Wow...I go to check my email in the morning before the gym and all of a sudden I have to process a lot of information. But well thought out information that deserves some kind of a response. So here goes...

I understand what you are saying...I think. But I want to address your statement about wanting answers. I agree and disagree about wanting to find answers. For you, you may have been able to pull away from wanting to find the answers. Well...for me...and maybe this is semantics...but I don't look at searching for what I really believe as looking for answers. I FEEL that God is love, God is looking for a personal connection with me, and that there is grace to be found in that experience. So I have these "needs" or "ideas" in me of what God is. The way that I was looking at him before put him in a box that did not fit how I felt about Him. But I couldn't get away from these views until it was pointed out to me that I was even doing it. Now, I'll admit that could possibly be because I was raised in a Christian home, by Christian parents. But, for me, it's there. So I'm looking to have those needs fulfilled. I don't want to get into the really deep methods I've taken up on my blog, as a way of searching for this "experience". But I will say that after talking to you, then Jess and another friend I was shown something that was a big disconnect in the way I was approaching trying to see God. It was something that I probably would have never noticed. But once I side stepped this problem...I had complete peace about the idea of who God was. I haven't felt like this about God...maybe...ever?
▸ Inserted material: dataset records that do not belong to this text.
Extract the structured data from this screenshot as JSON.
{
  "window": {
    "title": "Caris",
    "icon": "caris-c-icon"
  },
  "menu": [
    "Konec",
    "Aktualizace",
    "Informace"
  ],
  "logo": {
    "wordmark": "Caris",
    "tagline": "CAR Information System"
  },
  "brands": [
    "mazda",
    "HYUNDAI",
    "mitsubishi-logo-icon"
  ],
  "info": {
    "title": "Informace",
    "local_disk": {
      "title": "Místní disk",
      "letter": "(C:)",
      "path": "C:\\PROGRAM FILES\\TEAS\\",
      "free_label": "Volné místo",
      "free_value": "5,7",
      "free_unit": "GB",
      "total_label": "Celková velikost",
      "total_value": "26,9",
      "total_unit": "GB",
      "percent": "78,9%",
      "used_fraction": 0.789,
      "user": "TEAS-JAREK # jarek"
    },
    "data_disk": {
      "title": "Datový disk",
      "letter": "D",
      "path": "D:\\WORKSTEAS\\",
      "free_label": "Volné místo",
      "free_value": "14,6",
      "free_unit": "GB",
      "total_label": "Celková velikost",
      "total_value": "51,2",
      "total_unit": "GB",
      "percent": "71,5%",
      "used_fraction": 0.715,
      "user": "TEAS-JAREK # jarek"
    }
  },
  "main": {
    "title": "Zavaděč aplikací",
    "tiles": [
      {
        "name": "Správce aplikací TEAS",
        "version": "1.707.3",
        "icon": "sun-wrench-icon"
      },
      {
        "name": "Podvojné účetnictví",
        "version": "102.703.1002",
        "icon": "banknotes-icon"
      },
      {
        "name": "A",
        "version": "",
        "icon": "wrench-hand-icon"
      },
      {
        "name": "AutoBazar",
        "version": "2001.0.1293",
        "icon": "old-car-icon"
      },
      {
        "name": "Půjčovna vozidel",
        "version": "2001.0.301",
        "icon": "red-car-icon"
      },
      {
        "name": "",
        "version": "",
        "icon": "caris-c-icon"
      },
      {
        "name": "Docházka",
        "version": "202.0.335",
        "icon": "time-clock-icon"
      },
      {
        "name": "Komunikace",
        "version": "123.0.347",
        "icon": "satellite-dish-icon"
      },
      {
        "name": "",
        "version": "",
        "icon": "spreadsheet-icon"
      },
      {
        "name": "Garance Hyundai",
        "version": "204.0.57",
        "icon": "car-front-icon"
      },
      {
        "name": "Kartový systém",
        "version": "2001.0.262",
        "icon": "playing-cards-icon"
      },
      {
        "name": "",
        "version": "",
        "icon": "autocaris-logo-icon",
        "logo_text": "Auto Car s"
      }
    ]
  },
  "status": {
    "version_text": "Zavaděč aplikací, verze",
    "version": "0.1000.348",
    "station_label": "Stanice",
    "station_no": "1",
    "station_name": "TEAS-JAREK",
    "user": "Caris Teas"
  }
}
So no...I'm definitely not done with my questions. I haven't found a comfortable "god" easy chair in which to rest for the rest of my life. But I've changed my perspective to allow me to enjoy the journey. To allow me to not have to figure it out all at once. For me, I feel that it's allowed me to experience God in ways I wouldn't have been able to before. I know it's vague. If you want specifics then you'll have to email me. But I have peace about my journey of spiritual "becoming" now. And right now I'm grateful for that.

Brian Miller said...

use one of your songs to get "i saw God today"... he appears in the most remarkable places, when we are looking and realise he is there.